In my own practice, I explain to patients how the climate crisis affects their health. For example, apart from contributing to global warming, rising carbon dioxide levels increase the amount of pollen that plants produce as a consequence of higher rates of photosynthesis. This rise in pollen levels can lead to worsening allergy symptoms.

Another example is fine particulate matter (known as PM2.5) associated with air pollution, much of it linked to the burning of fossil fuels that help drive the warming. When we breathe in these particles, they travel down the airway and settle in the tiny air sacs called alveoli of the lungs, causing inflammation and potentially worsening asthma symptoms.

The explanations are simple, but the health risks are widespread and complex. Ground-level ozone pollution, which is worse in hotter weather, can also harm people with asthma and other respiratory diseases.

And that harm falls disproportionately on the poor. Wealthier people living in North America have a per capita carbon footprint that is 25 percent higher than those of lower-income residents, with some affluent suburbs producing emissions 15 times higher than nearby neighborhoods.

These carbon emissions contribute to global warming, and the subsequent health consequences are felt far beyond the neighborhood that produces them. Older adults, children, low-income communities and communities of color are less resilient on average to the health impacts of climate change.

The climate crisis is thus leading to a disproportionate public health crisis—and worse, it is a threat multiplier. At a time when many Americans are economically challenged, continued heat waves and the higher energy bills they trigger threaten access to water and energy security. The economic benefits of a low-carbon economy are clear. Estimates suggest that without climate investments, the United States will face economic damage from climate change equivalent to 1–3 percent of GDP per year by 2100.

The majority of Americans think global warming is happening. The climate crisis has unfairly been labeled as political, when in fact, people recognize that something needs to be done about it. Even for those who are seemingly unaffected, there is increasing global recognition that the safeguards of living in a protected community and affording expert medical care will eventually fail if global warming continues unchecked.

Unfortunately, there will be no vaccine in six months or a year for the climate crisis. The only treatment is collective climate action in the present.

Climate action is required of our elected leaders, and we must mandate it of ourselves. It can be as simple as educating family and friends, while making sustainable shopping and traveling choices. It includes eating less meat, unplugging electronics and raising a voice against the fossil fuel industry.

With a rise in demand for absentee ballots for the election this November, it is crucial to request mail-in ballots right away to make sure our voices are heard. The United States is the second largest emitter of greenhouse gases, and we must vote for green policy.

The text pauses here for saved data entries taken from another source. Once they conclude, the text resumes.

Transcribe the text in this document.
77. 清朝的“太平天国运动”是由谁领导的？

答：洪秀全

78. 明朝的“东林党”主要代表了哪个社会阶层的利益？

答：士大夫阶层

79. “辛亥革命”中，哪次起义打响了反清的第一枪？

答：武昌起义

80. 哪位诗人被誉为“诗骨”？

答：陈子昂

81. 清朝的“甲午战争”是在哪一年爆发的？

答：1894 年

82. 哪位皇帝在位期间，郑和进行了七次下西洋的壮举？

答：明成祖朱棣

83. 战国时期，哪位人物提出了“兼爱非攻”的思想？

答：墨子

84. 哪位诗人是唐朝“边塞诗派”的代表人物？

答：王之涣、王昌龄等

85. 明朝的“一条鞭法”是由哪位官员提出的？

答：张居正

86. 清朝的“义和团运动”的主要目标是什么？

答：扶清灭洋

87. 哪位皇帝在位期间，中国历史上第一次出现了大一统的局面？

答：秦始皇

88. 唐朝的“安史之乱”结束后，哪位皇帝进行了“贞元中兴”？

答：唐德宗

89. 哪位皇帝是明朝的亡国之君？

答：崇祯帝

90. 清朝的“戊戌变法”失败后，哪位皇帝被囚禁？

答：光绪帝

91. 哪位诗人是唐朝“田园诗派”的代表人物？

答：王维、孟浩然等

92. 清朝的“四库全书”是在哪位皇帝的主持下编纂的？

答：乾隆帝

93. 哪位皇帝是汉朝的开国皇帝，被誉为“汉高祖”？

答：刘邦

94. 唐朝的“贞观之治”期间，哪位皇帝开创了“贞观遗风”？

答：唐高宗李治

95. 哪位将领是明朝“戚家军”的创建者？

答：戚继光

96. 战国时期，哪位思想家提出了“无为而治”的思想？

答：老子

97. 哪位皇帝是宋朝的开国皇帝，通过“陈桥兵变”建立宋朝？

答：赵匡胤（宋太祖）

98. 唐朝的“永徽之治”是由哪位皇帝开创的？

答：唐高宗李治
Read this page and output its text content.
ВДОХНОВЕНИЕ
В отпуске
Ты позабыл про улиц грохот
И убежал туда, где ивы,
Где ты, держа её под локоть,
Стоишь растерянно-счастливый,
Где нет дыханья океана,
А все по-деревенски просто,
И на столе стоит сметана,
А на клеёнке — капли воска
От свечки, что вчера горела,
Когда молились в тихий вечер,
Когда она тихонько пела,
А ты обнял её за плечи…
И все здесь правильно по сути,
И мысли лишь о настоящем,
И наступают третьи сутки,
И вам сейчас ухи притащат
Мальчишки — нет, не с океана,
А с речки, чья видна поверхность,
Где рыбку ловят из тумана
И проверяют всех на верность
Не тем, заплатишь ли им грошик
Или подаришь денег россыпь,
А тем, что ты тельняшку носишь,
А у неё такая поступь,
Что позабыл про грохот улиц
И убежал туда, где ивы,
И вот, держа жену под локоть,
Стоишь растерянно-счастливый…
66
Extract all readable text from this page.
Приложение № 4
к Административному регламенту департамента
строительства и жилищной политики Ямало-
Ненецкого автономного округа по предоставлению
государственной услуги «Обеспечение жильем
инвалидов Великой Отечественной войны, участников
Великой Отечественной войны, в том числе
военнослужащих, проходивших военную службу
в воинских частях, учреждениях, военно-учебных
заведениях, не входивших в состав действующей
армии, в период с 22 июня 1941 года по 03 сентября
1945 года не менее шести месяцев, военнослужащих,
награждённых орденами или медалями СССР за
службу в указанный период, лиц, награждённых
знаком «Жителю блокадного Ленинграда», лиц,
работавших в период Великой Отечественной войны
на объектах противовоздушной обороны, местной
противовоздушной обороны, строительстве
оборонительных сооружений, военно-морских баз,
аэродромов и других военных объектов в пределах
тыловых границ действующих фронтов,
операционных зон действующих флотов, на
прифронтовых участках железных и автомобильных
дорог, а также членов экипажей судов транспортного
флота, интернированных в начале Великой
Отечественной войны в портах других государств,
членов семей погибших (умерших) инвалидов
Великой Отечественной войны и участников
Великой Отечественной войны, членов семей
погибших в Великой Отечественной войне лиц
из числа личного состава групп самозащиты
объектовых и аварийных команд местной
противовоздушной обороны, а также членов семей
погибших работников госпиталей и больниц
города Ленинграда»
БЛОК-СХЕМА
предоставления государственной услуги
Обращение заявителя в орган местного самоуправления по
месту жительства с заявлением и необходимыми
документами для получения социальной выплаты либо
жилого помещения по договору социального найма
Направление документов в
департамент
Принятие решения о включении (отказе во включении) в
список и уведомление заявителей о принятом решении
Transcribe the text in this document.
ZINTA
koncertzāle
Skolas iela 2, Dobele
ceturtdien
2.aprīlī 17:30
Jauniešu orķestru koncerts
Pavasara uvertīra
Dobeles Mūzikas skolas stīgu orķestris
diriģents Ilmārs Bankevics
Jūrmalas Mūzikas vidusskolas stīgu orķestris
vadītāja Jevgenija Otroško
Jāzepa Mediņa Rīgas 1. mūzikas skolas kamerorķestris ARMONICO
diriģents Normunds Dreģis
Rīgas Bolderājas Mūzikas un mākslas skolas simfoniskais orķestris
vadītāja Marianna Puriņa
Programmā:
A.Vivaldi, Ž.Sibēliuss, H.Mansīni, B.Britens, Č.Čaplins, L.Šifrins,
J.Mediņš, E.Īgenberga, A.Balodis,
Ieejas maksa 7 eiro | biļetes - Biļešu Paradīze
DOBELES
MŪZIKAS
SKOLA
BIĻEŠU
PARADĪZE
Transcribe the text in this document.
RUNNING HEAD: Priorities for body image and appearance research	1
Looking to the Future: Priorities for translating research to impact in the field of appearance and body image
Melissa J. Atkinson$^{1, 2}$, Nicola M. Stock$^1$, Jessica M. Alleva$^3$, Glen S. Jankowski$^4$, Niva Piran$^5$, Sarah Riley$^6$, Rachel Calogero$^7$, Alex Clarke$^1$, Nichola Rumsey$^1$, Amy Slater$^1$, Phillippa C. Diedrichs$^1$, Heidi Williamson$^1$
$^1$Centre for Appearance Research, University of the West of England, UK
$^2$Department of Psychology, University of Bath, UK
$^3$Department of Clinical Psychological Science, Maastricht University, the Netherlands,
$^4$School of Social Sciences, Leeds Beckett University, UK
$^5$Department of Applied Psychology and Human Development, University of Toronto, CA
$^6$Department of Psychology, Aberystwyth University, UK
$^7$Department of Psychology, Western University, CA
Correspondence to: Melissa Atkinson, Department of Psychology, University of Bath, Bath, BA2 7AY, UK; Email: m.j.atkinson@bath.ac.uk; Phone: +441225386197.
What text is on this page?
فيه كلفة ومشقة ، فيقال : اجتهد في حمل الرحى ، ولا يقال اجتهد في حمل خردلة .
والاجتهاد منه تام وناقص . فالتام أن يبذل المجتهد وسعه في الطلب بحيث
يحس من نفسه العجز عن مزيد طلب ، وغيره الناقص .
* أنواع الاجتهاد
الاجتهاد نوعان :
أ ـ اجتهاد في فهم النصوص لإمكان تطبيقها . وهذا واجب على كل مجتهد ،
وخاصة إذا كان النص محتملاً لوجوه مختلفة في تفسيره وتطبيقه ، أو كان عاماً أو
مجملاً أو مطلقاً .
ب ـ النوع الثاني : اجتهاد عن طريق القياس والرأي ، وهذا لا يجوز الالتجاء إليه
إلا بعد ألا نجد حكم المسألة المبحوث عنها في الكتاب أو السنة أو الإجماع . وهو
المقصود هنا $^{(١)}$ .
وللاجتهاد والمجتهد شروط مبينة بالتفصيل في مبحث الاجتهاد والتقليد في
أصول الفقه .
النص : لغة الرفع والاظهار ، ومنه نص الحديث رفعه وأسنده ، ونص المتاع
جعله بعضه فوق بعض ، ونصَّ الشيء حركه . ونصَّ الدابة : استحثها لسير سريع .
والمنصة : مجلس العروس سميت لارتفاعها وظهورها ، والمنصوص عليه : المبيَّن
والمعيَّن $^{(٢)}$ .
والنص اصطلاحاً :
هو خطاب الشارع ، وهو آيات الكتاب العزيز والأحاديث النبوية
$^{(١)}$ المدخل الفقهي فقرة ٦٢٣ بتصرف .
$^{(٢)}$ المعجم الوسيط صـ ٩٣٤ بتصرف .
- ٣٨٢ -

Legislative action and policy change work, as evidenced by the Clean Air Act and its subsequent amendments, which are projected to save 230,000 lives in 2020.

The climate crisis is a public health issue, and we must start healing the planet in order to heal each other. Fighting against the climate crisis is one of the most patriotic things we can do right now; it will protect our health and the health of our neighbors across the country and the globe, and will allow all of us to live on this planet, the only home we have.